Belle is our dreamboat, beautiful 1965 Redball Heidelberg Windmill that can twirl and whirl and crank out some serious paper.
The sight & sounds of her running are absolutely magical.
And, as she is a more modern gal, she self-feeds the paper with grace and some serious air power. So, basically, she’s a beauty and a beast!
Old Girl was our very first press and has a very special place in our hearts!
She is an "Old Style" Chandler and Price platen press cast in Ohio in and around 1889. She has some serious curves!
We acquired her from a retired master printer who had amassed a swoon worthy collection of print and bindery machinery spanning two centuries.
She’s our go-to girl for blind impressions and anytime we need a little help with creasing & scoring.
Little Girl was our 3rd addition to the family and she is solid gold (figuratively speaking of course!).
She is a 1910 8" x 12” Chandler and Price platen press that has been been retrofitted with a souped-up honeycomb heat plate that allows for printing of metallic and pigment foils (as opposed to ink).
She’s usually covered in a confetti of sparkly foil dust (also called slag, but that doesn’t sound as pretty) and brings a lot of bling to our world!
Fat April was a rescue press that was soundly stuck in an Arlington, VA basement for 50+ years. A sleeping beauty, she still sported the print lockup of her last press run in the 1950s - a Smithsonian newsletter for "The Lichenologist's Society"
It was quite an extraction and involved a lot of butter. We're kidding about the butter! But, we did have to remove quite a bit of house trim and several doors to get her out!

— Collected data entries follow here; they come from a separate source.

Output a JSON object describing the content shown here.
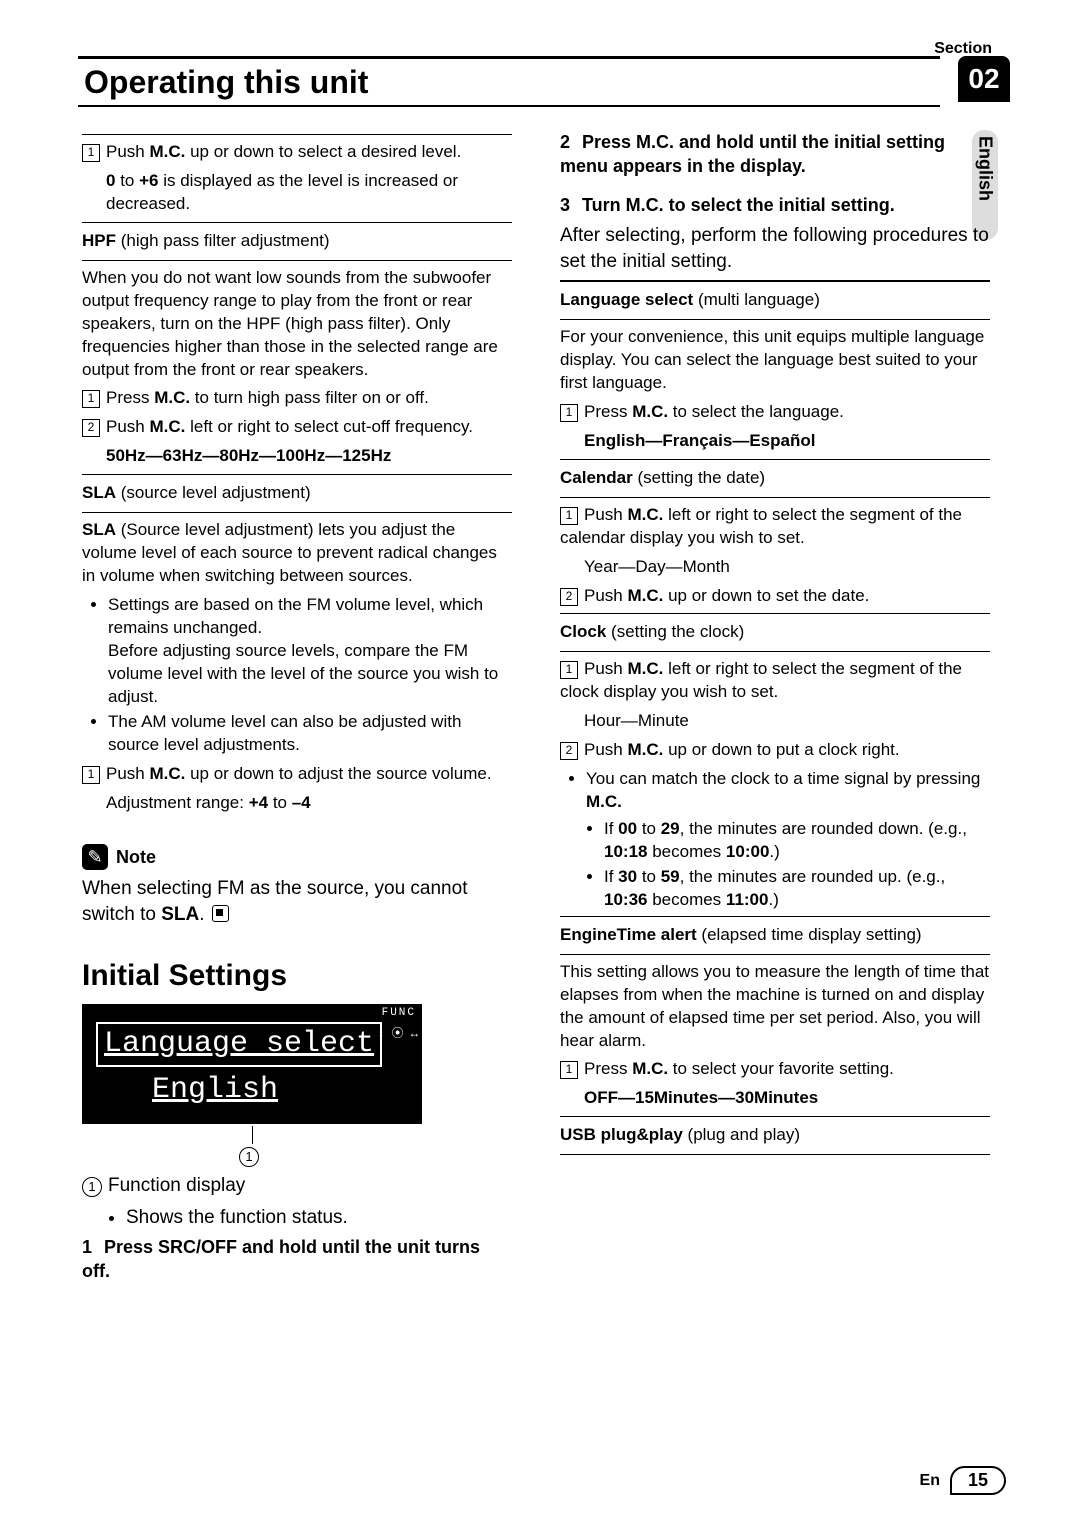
{
  "header": {
    "title": "Operating this unit",
    "section_label": "Section",
    "section_num": "02",
    "side_lang": "English"
  },
  "left": {
    "loud_step": "Push <b>M.C.</b> up or down to select a desired level.",
    "loud_range": "<b>0</b> to <b>+6</b> is displayed as the level is increased or decreased.",
    "hpf_title": "<b>HPF</b> <span class='sub'>(high pass filter adjustment)</span>",
    "hpf_desc": "When you do not want low sounds from the subwoofer output frequency range to play from the front or rear speakers, turn on the HPF (high pass filter). Only frequencies higher than those in the selected range are output from the front or rear speakers.",
    "hpf_s1": "Press <b>M.C.</b> to turn high pass filter on or off.",
    "hpf_s2": "Push <b>M.C.</b> left or right to select cut-off frequency.",
    "hpf_freq": "50Hz—63Hz—80Hz—100Hz—125Hz",
    "sla_title": "<b>SLA</b> <span class='sub'>(source level adjustment)</span>",
    "sla_desc": "<b>SLA</b> (Source level adjustment) lets you adjust the volume level of each source to prevent radical changes in volume when switching between sources.",
    "sla_b1": "Settings are based on the FM volume level, which remains unchanged.",
    "sla_b1b": "Before adjusting source levels, compare the FM volume level with the level of the source you wish to adjust.",
    "sla_b2": "The AM volume level can also be adjusted with source level adjustments.",
    "sla_s1": "Push <b>M.C.</b> up or down to adjust the source volume.",
    "sla_range": "Adjustment range: <b>+4</b> to <b>–4</b>",
    "note_label": "Note",
    "note_text": "When selecting FM as the source, you cannot switch to <b>SLA</b>.",
    "initial_heading": "Initial Settings",
    "display": {
      "func": "FUNC",
      "row1": "Language select",
      "row2": "English",
      "glyphs": "↕\n⦿\n↔"
    },
    "callout_num": "1",
    "callout_label": "Function display",
    "callout_bullet": "Shows the function status.",
    "step1": "Press SRC/OFF and hold until the unit turns off."
  },
  "right": {
    "step2": "Press M.C. and hold until the initial setting menu appears in the display.",
    "step3": "Turn M.C. to select the initial setting.",
    "after": "After selecting, perform the following procedures to set the initial setting.",
    "lang_title": "<b>Language select</b> <span class='sub'>(multi language)</span>",
    "lang_desc": "For your convenience, this unit equips multiple language display. You can select the language best suited to your first language.",
    "lang_s1": "Press <b>M.C.</b> to select the language.",
    "lang_opts": "English—Français—Español",
    "cal_title": "<b>Calendar</b> <span class='sub'>(setting the date)</span>",
    "cal_s1": "Push <b>M.C.</b> left or right to select the segment of the calendar display you wish to set.",
    "cal_s1b": "Year—Day—Month",
    "cal_s2": "Push <b>M.C.</b> up or down to set the date.",
    "clk_title": "<b>Clock</b> <span class='sub'>(setting the clock)</span>",
    "clk_s1": "Push <b>M.C.</b> left or right to select the segment of the clock display you wish to set.",
    "clk_s1b": "Hour—Minute",
    "clk_s2": "Push <b>M.C.</b> up or down to put a clock right.",
    "clk_b1": "You can match the clock to a time signal by pressing <b>M.C.</b>",
    "clk_b1a": "If <b>00</b> to <b>29</b>, the minutes are rounded down. (e.g., <b>10:18</b> becomes <b>10:00</b>.)",
    "clk_b1b": "If <b>30</b> to <b>59</b>, the minutes are rounded up. (e.g., <b>10:36</b> becomes <b>11:00</b>.)",
    "eng_title": "<b>EngineTime alert</b> <span class='sub'>(elapsed time display setting)</span>",
    "eng_desc": "This setting allows you to measure the length of time that elapses from when the machine is turned on and display the amount of elapsed time per set period. Also, you will hear alarm.",
    "eng_s1": "Press <b>M.C.</b> to select your favorite setting.",
    "eng_opts": "OFF—15Minutes—30Minutes",
    "usb_title": "<b>USB plug&amp;play</b> <span class='sub'>(plug and play)</span>"
  },
  "footer": {
    "lang": "En",
    "page": "15"
  }
}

She was christened “Fat April” by our 12-year-old apprentice, who was awarded naming rights after his heroic efforts at blocking traffic while we winched her out. He misread her cast patent markings, gleefully declaring that they read “FAT April” misreading the actual “PAT. April 12 1887”.
As all were fairly punch drunk from exertion at that point, it was the funniest thing we had heard all day. So, of course it stuck!
Miss Pearl is our svelte Golding Pearl #11 improved coming off the assembly line in 1911.
She is just so darling & dainty, weighing in at about 700lbs depending on the day (we don’t like to get too specific). We adopted her from a lovely local artist who had run her own letterpress business for a time.
She can often be found around town at local wedding shows giving people a glimpse into the art of fine paper and usually a fun keepsake they can take away.
Bosley, like Belle, is a Heidelberg Windmill, albeit slightly older.
He’s part the rat pack generation and could give Frank Sinatra a few pointers with his moves.
He handles all of our studio die-cutting and occasional scoring.
Riley Roo was another rescue press that was hours from being hauled off to the landfill! Can you imagine??
He is a 6"x 10" Pilot Tabletop Press and just so cute it hurts.
He needs a little TLC to get him print ready, but may have a future in our studio as a teaching press.
As he is a bit less dangerous to operate, we may offer some workshops in the future – stay tuned!
Gordon is our visiting press. He’s a 5”x8” Kelsey Tabletop model and belongs to a dear friend and incredibly talented local artist.
We ordered him some squishy new rollers, and got him all spiffed up for his next chapter.
2020 extended his visit a bit longer, but we cannot wait to see him settled into new home.
Until then, he’s a keen observer of all the happenings of his much larger cousins.
Mr. Vandy is a crotchety old Vandercook No. 1 Proof Press.
We’re not certain of his origins because whenever we ask, he grumbles about all of the newfangled machinery he’s surrounded by.
When he decides to cooperate and be a team player, we use him for test prints with typesetting or larger format deboss items.